Au-delà de l’explication historique, les commentateurs y voient une structure symbolique : Hadassa représente la dimension visible et juive d’Esther en meme temps qu’Esther représente ce qui est caché.
Toute l’histoire d’Esther est marquée par la dissimulation. Elle cache son identité juive au palais d’Assuérus. Elle vit dans le secret. Elle agit discrètement. Son intervention n’est pas spectaculaire.
Mais Esther n’est pas seulement une personne cachée : elle vit dans un monde où la vérité elle-même est voilée.
Le livre où le nom de D.ieu est absent
Dans le Livre d’Esther le nom de Dieu n’apparaît jamais. Aucune prière explicite, aucun miracle visible, aucune prophétie.
Contrairement à l’Exode ou aux récits prophétiques on ne trouve aucun miracle qui defie les lois dd le physique : la mer ne s’ouvre pas, le feu ne descend pas du ciel, aucun ange ne parle.
Tout semble dépendre d’événements parfaitement ordinaires : Esther devient reine après un concours royal, Mardochée découvre un complot par hasard, le roi souffre d’insomnie, les chroniques sont lues au bon moment, Haman tombe dans son propre piège.
La tradition juive voit dans cette succession de coïncidences la manifestation d’une providence cachée.
On appelle cela : השגחה נסתרת, Hashgaha nisteret – la providence invisible.
Pourim, le miracle caché
La fête de Pourim est ainsi différente des autres fêtes bibliques.
À Pessah, les miracles sont publics et spectaculaires, les dix plaies, la colonne de nuée, la mer, la manne… À Hanoucca, le miracle de l’huile est visible. Mais à Pourim, pas de fiole d’huile, aucun feu du ciel à l’horizon, pas de mer ou de tonnerre déchaîné ou de brise légère (Elie). D.ieu ne contourne pas les lois de la création.
Pour qui veut bien l’entendre, l’action de D. se fait à perte de vue… mais à portée d’oreille. Tout près de nous.

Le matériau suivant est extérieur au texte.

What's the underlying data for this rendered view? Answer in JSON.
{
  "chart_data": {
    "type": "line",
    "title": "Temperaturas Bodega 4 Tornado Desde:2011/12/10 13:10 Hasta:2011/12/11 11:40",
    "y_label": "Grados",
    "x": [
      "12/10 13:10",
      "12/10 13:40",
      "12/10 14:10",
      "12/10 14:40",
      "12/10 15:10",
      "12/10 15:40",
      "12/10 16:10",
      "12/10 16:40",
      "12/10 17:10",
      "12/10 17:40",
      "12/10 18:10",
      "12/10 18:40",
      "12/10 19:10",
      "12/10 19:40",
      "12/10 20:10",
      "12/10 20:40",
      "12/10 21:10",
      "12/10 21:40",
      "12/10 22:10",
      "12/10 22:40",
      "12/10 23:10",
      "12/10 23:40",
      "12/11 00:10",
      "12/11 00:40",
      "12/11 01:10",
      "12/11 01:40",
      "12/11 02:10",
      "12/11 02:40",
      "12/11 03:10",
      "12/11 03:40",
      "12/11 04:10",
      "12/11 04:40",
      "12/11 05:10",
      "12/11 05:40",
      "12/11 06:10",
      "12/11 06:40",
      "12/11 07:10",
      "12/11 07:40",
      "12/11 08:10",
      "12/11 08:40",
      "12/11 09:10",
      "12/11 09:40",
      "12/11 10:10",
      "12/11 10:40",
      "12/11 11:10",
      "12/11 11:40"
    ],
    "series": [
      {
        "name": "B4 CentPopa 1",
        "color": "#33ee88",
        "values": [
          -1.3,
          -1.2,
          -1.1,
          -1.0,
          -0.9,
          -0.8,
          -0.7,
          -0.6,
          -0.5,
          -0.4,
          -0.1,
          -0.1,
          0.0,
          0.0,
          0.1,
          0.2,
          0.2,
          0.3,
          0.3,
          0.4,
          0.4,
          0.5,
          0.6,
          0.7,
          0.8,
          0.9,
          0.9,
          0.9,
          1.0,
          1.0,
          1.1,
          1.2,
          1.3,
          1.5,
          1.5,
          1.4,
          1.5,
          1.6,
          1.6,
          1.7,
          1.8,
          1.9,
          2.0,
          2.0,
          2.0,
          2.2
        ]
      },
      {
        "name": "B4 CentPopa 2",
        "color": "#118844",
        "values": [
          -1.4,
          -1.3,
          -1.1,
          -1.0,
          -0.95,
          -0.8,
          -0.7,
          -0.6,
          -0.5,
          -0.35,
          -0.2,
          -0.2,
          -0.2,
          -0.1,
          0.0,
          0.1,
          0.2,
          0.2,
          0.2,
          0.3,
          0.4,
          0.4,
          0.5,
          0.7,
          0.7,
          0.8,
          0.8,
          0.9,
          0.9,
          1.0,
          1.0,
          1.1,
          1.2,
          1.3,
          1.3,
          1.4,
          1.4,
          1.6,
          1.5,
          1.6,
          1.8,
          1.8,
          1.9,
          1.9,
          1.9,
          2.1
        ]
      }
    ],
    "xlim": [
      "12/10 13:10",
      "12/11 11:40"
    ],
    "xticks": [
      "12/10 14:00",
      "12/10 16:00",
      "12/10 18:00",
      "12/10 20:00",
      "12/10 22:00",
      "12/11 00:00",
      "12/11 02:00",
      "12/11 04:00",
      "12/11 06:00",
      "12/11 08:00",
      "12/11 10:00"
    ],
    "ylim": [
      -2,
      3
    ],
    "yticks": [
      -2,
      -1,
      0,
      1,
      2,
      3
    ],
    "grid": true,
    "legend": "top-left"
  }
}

C’est précisément là le message de Pourim : le miracle de Pourim est quotidien, mais caché. Comme une coïncidence, une chose perdue qu’on avait pourtant juste sous les yeux.
D.ieu n’intervient pas en suspendant les lois de la nature ; Il agit à travers l’histoire humaine elle-même.

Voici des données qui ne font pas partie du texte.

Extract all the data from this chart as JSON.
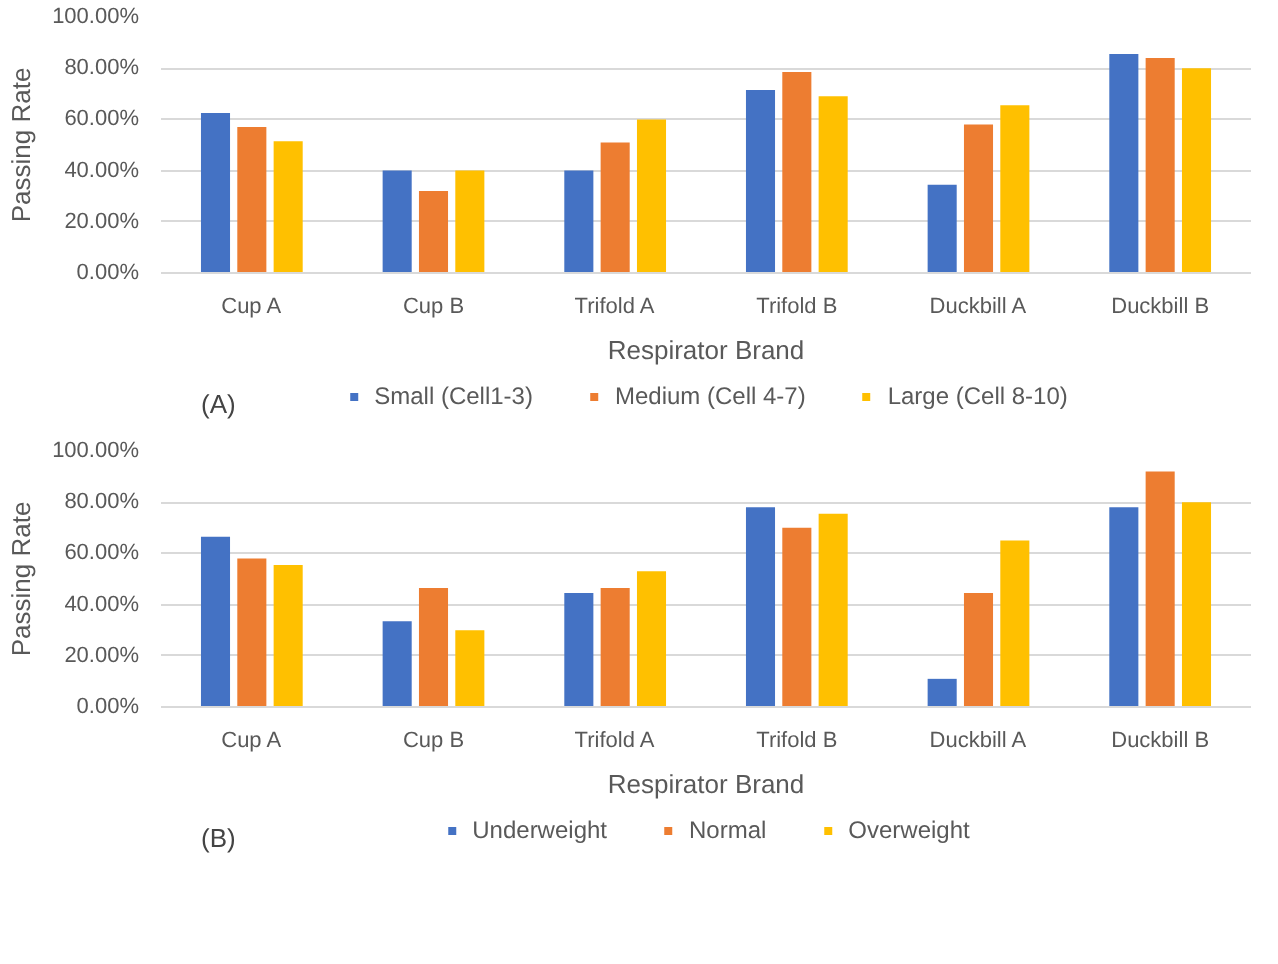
{
  "chart_data": [
    {
      "type": "bar",
      "xlabel": "Respirator Brand",
      "ylabel": "Passing Rate",
      "annotations": [
        "(A)"
      ],
      "categories": [
        "Cup A",
        "Cup B",
        "Trifold A",
        "Trifold B",
        "Duckbill A",
        "Duckbill B"
      ],
      "series": [
        {
          "name": "Small (Cell1-3)",
          "color": "#4472c4",
          "values": [
            62.5,
            40,
            40,
            71.5,
            34.5,
            85.5
          ]
        },
        {
          "name": "Medium (Cell 4-7)",
          "color": "#ed7d31",
          "values": [
            57,
            32,
            51,
            78.5,
            58,
            84
          ]
        },
        {
          "name": "Large (Cell 8-10)",
          "color": "#ffc000",
          "values": [
            51.5,
            40,
            60,
            69,
            65.5,
            80
          ]
        }
      ],
      "ylim": [
        0,
        100
      ],
      "yticks": [
        {
          "value": 0,
          "label": "0.00%"
        },
        {
          "value": 20,
          "label": "20.00%"
        },
        {
          "value": 40,
          "label": "40.00%"
        },
        {
          "value": 60,
          "label": "60.00%"
        },
        {
          "value": 80,
          "label": "80.00%"
        },
        {
          "value": 100,
          "label": "100.00%"
        }
      ],
      "grid": "y",
      "legend": "bottom"
    },
    {
      "type": "bar",
      "xlabel": "Respirator Brand",
      "ylabel": "Passing Rate",
      "annotations": [
        "(B)"
      ],
      "categories": [
        "Cup A",
        "Cup B",
        "Trifold A",
        "Trifold B",
        "Duckbill A",
        "Duckbill B"
      ],
      "series": [
        {
          "name": "Underweight",
          "color": "#4472c4",
          "values": [
            66.5,
            33.5,
            44.5,
            78,
            11,
            78
          ]
        },
        {
          "name": "Normal",
          "color": "#ed7d31",
          "values": [
            58,
            46.5,
            46.5,
            70,
            44.5,
            92
          ]
        },
        {
          "name": "Overweight",
          "color": "#ffc000",
          "values": [
            55.5,
            30,
            53,
            75.5,
            65,
            80
          ]
        }
      ],
      "ylim": [
        0,
        100
      ],
      "yticks": [
        {
          "value": 0,
          "label": "0.00%"
        },
        {
          "value": 20,
          "label": "20.00%"
        },
        {
          "value": 40,
          "label": "40.00%"
        },
        {
          "value": 60,
          "label": "60.00%"
        },
        {
          "value": 80,
          "label": "80.00%"
        },
        {
          "value": 100,
          "label": "100.00%"
        }
      ],
      "grid": "y",
      "legend": "bottom"
    }
  ]
}
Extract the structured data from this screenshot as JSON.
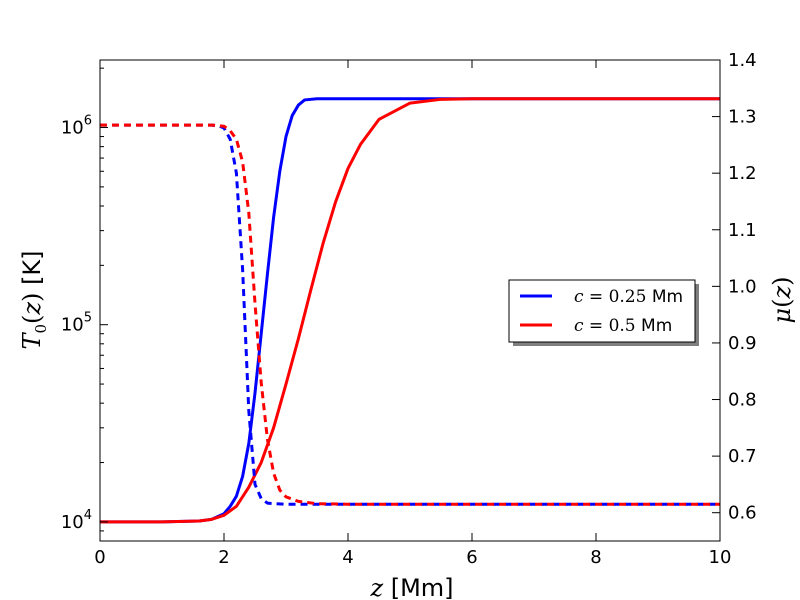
{
  "chart_data": {
    "type": "line",
    "xlabel": "z [Mm]",
    "ylabel_left": "T0(z) [K]",
    "ylabel_right": "μ(z)",
    "xlim": [
      0,
      10
    ],
    "ylim_left": [
      8000,
      2200000
    ],
    "ylim_right": [
      0.55,
      1.4
    ],
    "yscale_left": "log",
    "x_ticks": [
      "0",
      "2",
      "4",
      "6",
      "8",
      "10"
    ],
    "x_tick_values": [
      0,
      2,
      4,
      6,
      8,
      10
    ],
    "y_left_ticks": [
      {
        "base": "10",
        "exp": "4",
        "value": 10000
      },
      {
        "base": "10",
        "exp": "5",
        "value": 100000
      },
      {
        "base": "10",
        "exp": "6",
        "value": 1000000
      }
    ],
    "y_right_ticks": [
      "0.6",
      "0.7",
      "0.8",
      "0.9",
      "1.0",
      "1.1",
      "1.2",
      "1.3",
      "1.4"
    ],
    "y_right_tick_values": [
      0.6,
      0.7,
      0.8,
      0.9,
      1.0,
      1.1,
      1.2,
      1.3,
      1.4
    ],
    "legend_position": "right",
    "grid": false,
    "series": [
      {
        "name": "c = 0.25 Mm",
        "color": "#0000ff",
        "axis": "left",
        "style": "solid",
        "x": [
          0,
          1.0,
          1.6,
          1.8,
          2.0,
          2.1,
          2.2,
          2.3,
          2.4,
          2.5,
          2.6,
          2.7,
          2.8,
          2.9,
          3.0,
          3.1,
          3.2,
          3.3,
          3.5,
          3.8,
          4.2,
          5.0,
          6.0,
          8.0,
          10.0
        ],
        "values": [
          10000,
          10000,
          10100,
          10300,
          11000,
          12000,
          13500,
          17000,
          25000,
          45000,
          90000,
          180000,
          350000,
          600000,
          900000,
          1150000,
          1300000,
          1380000,
          1400000,
          1400000,
          1400000,
          1400000,
          1400000,
          1400000,
          1400000
        ]
      },
      {
        "name": "c = 0.5 Mm",
        "color": "#ff0000",
        "axis": "left",
        "style": "solid",
        "x": [
          0,
          1.0,
          1.6,
          1.8,
          2.0,
          2.2,
          2.4,
          2.6,
          2.8,
          3.0,
          3.2,
          3.4,
          3.6,
          3.8,
          4.0,
          4.2,
          4.5,
          5.0,
          5.5,
          6.0,
          8.0,
          10.0
        ],
        "values": [
          10000,
          10000,
          10100,
          10300,
          10800,
          12000,
          15000,
          20000,
          30000,
          50000,
          85000,
          150000,
          260000,
          420000,
          620000,
          820000,
          1100000,
          1330000,
          1390000,
          1400000,
          1400000,
          1400000
        ]
      },
      {
        "name": "",
        "color": "#0000ff",
        "axis": "right",
        "style": "dashed",
        "x": [
          0,
          1.0,
          1.5,
          1.8,
          1.9,
          2.0,
          2.1,
          2.2,
          2.3,
          2.4,
          2.5,
          2.6,
          2.7,
          2.8,
          3.0,
          3.5,
          4.0,
          6.0,
          8.0,
          10.0
        ],
        "values": [
          1.285,
          1.285,
          1.285,
          1.285,
          1.284,
          1.28,
          1.26,
          1.2,
          1.03,
          0.78,
          0.65,
          0.625,
          0.617,
          0.616,
          0.615,
          0.615,
          0.615,
          0.615,
          0.615,
          0.615
        ]
      },
      {
        "name": "",
        "color": "#ff0000",
        "axis": "right",
        "style": "dashed",
        "x": [
          0,
          1.0,
          1.5,
          1.8,
          1.9,
          2.0,
          2.1,
          2.2,
          2.3,
          2.4,
          2.5,
          2.6,
          2.7,
          2.8,
          2.9,
          3.0,
          3.2,
          3.5,
          4.0,
          6.0,
          8.0,
          10.0
        ],
        "values": [
          1.285,
          1.285,
          1.285,
          1.285,
          1.284,
          1.283,
          1.275,
          1.26,
          1.22,
          1.13,
          0.97,
          0.83,
          0.73,
          0.67,
          0.64,
          0.628,
          0.62,
          0.616,
          0.615,
          0.615,
          0.615,
          0.615
        ]
      }
    ]
  }
}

Les décisions politiques, les rivalités de cour et les hasards apparents deviennent les instruments de la providence. Dans ce monde apparemment ordinaire, la foi consiste à reconnaître la providence derrière les événements.
Le sens du hester panim
Le verset ואנכי הסתר אסתיר פני exprime une idée centrale : Dieu peut se retirer de la scène visible sans cesser d’agir.
Le « caché du visage » ne signifie pas l’absence de Dieu, mais Sa présence dissimulée. Le « caché dans le caché » comme nous l’avons expliqué à la suite dd Rabbi Nahman de Bratslav.
L’époque d’Esther correspond à la condition de l’exil : pas de Temple, pas de prophétie, pas de miracles manifestes.
Esther devient ainsi le symbole de l’histoire juive elle-même : une histoire où Dieu agit sans se montrer.
On comprend mieux pourquoi les marranes qui vivaient cachés en territoire hostile priaient « la Reine Esther ».
Révéler ce qui est caché
Le nom même de la Meguilat Esther peut être compris comme un jeu de mots : מגילה (meguila) signifie « rouleau », mais aussi « dévoilement » (megaleh)
Meguilat Esther peut ainsi être compris comme : « la révélation de ce qui est caché ». Le livre révèle que derrière la dissimulation se trouve une direction divine.
Le rapprochement entre אסתר et הסתר et le verset ואנכי הסתר אסתיר פני exprime la conviction que la providence divine ne disparaît jamais, même lorsque les miracles cessent d’être visibles.
Pourim enseigne ainsi une foi particulière : la capacité de reconnaître la main de Dieu dans l’histoire ordinaire, dans les coïncidences, les retournements et les événements humains.
Esther incarne la Providence, l’action invisible du D.ieu caché mais toujours présent, la condition spirituelle en ce monde.
Cette Providence semble se dérouler du côté de Suze (Shushan), lancienne capitale de Perse, ces jours ci. Entende qui a des oreilles.
Serez vous du bon côté de l’histoire en ces jours d’Adar, le mois des miracles, alors que « la joie grandit » comme dit le Talmud.